The Government has provided little in response to this argument on the merits. It has challenged the sufficiency of the evidence insofar as Defendant relies on "only his own self-serving, unverifiable statements." However, there is no reason to doubt his sworn affidavit, particularly where Defendant makes no claim to an outright inability to pay. Rather, Defendant seeks only to show that paying the accrued interest would be a hardship on him that would serve little judicial purpose at this time. The Government also assumes that the standard for waiver by the attorney general should be applied to this Court. (See Gov't's Br. Opposing at 4 (citing 18 U.S.C. §§ 3572 & 3612(i)).) However, it is completely unclear how this standard has anything to do with this Court's discretion under § 3612(f).
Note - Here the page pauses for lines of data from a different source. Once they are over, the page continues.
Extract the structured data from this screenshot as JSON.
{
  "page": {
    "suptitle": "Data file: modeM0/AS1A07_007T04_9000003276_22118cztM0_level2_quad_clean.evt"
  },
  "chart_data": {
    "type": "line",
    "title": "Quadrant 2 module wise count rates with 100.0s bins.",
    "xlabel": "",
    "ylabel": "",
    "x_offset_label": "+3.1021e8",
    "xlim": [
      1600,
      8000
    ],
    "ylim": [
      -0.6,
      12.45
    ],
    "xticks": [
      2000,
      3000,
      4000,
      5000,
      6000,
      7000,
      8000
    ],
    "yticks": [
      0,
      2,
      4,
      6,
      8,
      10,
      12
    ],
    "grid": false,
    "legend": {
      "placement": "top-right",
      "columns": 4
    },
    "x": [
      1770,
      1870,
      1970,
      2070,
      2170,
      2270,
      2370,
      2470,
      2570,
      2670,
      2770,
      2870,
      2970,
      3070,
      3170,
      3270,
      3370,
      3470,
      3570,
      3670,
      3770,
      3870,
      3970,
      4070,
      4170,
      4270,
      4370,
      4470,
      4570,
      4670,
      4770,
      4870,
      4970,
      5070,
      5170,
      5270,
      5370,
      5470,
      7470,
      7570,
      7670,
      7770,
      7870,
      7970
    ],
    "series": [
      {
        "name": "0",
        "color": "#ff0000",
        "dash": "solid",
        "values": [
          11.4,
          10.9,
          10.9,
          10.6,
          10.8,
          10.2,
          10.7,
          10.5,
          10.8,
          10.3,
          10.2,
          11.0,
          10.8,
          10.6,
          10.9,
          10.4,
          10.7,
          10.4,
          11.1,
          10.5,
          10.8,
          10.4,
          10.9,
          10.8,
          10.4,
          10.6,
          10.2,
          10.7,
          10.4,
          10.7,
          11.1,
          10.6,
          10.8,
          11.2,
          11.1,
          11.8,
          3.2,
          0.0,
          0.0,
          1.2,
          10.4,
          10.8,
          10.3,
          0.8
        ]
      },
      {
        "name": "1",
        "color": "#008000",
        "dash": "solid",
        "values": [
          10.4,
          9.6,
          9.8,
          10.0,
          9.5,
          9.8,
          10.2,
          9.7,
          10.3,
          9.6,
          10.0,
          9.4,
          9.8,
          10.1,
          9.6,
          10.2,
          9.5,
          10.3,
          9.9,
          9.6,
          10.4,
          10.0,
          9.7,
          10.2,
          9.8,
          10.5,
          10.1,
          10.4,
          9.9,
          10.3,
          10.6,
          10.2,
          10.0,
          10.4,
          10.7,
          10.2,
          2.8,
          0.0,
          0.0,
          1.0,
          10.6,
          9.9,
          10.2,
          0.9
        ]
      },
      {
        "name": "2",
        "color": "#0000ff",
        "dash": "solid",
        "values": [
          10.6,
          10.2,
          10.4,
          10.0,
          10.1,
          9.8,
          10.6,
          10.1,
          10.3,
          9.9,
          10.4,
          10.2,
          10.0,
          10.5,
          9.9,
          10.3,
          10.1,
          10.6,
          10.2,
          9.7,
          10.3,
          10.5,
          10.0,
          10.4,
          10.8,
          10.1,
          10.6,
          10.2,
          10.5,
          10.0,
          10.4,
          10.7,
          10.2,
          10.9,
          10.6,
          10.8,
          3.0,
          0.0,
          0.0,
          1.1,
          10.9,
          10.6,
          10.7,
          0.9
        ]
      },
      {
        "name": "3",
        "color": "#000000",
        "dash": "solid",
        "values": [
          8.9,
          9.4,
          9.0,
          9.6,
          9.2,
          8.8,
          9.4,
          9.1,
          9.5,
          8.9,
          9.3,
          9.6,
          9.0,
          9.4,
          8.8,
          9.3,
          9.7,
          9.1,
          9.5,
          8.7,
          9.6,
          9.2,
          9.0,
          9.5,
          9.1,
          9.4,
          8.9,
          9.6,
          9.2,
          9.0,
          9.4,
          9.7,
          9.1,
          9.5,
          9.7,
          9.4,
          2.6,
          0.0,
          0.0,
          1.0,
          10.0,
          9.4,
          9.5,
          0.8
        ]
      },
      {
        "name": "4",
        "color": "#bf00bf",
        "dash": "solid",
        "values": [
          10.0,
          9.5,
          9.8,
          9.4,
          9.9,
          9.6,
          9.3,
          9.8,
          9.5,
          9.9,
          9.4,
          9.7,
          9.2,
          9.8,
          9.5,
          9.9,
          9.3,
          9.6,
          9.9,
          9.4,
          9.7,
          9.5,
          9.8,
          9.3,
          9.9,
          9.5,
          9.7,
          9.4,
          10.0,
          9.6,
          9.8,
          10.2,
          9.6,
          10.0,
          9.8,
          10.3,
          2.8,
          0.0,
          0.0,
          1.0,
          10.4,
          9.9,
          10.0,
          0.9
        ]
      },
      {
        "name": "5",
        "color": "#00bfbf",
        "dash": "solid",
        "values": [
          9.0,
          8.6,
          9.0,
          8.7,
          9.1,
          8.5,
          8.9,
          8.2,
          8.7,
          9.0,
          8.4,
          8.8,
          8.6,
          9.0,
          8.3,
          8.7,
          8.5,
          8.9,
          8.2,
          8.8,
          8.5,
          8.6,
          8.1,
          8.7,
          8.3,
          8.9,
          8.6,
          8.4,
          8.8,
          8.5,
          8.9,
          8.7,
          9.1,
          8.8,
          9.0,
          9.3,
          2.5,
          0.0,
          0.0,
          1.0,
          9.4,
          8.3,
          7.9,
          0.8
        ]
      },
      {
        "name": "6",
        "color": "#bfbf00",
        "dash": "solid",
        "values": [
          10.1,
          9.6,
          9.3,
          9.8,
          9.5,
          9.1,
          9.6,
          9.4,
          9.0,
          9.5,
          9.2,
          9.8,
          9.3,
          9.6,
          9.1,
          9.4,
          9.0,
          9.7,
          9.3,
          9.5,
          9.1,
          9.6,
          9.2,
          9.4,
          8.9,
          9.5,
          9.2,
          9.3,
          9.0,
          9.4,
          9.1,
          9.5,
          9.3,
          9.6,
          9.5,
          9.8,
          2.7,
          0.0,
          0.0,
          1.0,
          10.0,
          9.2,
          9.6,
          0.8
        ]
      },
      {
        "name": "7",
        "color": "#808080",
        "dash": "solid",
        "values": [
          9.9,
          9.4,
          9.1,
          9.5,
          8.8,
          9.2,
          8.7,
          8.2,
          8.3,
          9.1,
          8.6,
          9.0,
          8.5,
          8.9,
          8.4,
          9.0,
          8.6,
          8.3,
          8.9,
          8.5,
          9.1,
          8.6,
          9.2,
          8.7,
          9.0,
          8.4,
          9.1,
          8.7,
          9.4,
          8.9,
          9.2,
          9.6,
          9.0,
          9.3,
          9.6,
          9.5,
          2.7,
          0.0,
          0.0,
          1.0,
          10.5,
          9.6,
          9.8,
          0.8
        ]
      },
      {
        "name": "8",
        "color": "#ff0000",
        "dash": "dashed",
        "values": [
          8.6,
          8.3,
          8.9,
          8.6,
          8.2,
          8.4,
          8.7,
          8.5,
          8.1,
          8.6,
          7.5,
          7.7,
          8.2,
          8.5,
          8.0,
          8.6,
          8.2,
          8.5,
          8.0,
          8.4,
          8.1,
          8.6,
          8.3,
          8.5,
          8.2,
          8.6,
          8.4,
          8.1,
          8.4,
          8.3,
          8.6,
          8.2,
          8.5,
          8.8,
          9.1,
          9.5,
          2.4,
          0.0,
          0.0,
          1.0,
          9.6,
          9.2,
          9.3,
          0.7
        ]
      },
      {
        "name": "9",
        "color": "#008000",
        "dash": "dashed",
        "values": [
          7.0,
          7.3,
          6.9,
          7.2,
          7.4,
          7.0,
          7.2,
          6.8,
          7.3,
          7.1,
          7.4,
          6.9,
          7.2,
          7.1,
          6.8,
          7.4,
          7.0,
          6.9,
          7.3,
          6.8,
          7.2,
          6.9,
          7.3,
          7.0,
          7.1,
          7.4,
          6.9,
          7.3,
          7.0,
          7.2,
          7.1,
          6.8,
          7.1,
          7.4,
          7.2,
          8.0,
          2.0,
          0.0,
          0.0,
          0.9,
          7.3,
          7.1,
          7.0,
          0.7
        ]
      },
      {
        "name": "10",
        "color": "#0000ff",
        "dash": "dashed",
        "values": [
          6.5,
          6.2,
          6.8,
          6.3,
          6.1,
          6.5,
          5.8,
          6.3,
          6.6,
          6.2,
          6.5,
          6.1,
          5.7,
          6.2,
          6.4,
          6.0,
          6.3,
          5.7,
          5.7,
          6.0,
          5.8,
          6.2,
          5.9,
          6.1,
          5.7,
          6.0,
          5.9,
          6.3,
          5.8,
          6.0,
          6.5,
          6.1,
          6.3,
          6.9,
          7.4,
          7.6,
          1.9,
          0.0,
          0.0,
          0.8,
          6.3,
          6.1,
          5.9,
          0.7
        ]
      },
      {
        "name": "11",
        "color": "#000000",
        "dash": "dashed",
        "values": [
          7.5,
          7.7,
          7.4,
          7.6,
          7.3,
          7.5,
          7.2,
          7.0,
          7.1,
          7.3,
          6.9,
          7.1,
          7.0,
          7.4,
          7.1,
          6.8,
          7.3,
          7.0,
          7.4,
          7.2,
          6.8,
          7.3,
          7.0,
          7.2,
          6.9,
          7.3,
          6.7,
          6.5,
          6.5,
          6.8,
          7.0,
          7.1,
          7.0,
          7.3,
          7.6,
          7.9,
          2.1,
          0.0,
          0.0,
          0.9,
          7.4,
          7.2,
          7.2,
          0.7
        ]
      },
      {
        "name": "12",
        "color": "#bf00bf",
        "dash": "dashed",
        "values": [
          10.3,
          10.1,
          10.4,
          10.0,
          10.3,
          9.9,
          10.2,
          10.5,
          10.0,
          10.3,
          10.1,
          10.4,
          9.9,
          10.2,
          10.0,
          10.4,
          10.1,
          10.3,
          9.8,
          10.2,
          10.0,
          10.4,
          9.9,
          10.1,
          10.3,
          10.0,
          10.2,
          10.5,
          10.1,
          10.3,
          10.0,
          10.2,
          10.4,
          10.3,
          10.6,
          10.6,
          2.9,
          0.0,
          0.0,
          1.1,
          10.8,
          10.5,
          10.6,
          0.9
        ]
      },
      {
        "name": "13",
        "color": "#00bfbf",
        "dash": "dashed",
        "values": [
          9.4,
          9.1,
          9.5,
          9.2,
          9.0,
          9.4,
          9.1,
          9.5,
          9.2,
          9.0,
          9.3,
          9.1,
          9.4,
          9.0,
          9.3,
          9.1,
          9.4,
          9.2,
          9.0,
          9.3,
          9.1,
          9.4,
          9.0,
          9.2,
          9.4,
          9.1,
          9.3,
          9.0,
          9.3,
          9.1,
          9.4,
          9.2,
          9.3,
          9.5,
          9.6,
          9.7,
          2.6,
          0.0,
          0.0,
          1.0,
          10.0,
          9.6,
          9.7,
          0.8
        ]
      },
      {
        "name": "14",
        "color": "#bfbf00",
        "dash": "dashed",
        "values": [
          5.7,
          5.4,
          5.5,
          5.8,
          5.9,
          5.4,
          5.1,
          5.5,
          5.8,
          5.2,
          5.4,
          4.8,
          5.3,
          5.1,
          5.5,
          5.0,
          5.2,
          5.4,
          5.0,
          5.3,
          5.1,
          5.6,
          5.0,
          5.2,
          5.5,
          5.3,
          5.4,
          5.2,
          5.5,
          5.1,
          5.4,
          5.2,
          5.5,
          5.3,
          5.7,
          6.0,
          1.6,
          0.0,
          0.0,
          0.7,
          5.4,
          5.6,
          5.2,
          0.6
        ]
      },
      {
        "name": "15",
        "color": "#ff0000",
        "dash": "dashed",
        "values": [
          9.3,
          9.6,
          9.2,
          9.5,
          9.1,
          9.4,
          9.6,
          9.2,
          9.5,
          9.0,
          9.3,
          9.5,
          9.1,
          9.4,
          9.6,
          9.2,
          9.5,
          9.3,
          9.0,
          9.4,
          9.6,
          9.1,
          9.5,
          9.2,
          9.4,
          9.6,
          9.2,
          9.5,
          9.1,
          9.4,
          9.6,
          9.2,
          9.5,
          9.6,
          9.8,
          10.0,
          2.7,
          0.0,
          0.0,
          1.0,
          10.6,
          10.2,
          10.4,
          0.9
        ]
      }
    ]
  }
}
Unfortunately for Defendant, however, § 3612 does not grant this Court unlimited discretion to determine whether interest should be waived. Instead, the section only allows for reconsideration where "the court determines that the defendant does not have the ability to pay interest under this subsection." 18 U.S.C. § 3612(f)(3). Defendant claims that this economic situation is "terrible" and "dire," but does not say that he lacks the ability to pay it. In fact, Defendant expressly states:

Mr. Perez cannot and does not claim that he has a complete inability to pay the interest on his fine. If the government seizes this year's income tax refund, and possibly the year after that and the next, eventually Mr.

Perez will finish paying the interest. A question that is being raised is simply, in light of Mr. Perez' dire finances, is that a good idea? (Def.'s Mem. in Supp. at 8-9 (emphasis in the original).)*fn2 However, § 3612(f)(3) certainly does not give this Court discretion to second-guess sentencing when it has stopped being a "good idea." Such a broad rationale for reconsideration would undermine the finality that is essential to sentencing, and would improperly expand the court's narrow authority for post-sentencing review. See Goode, 342 F.3d at 743. This Court appreciates the difficulty that Perez faces in trying to make ends meet, but does not believe he has shown that his situation is adequately distinct from the plight of any formerly incarcerated individual.

3. Conclusion

For the reasons stated above, Defendant's motion is DENIED.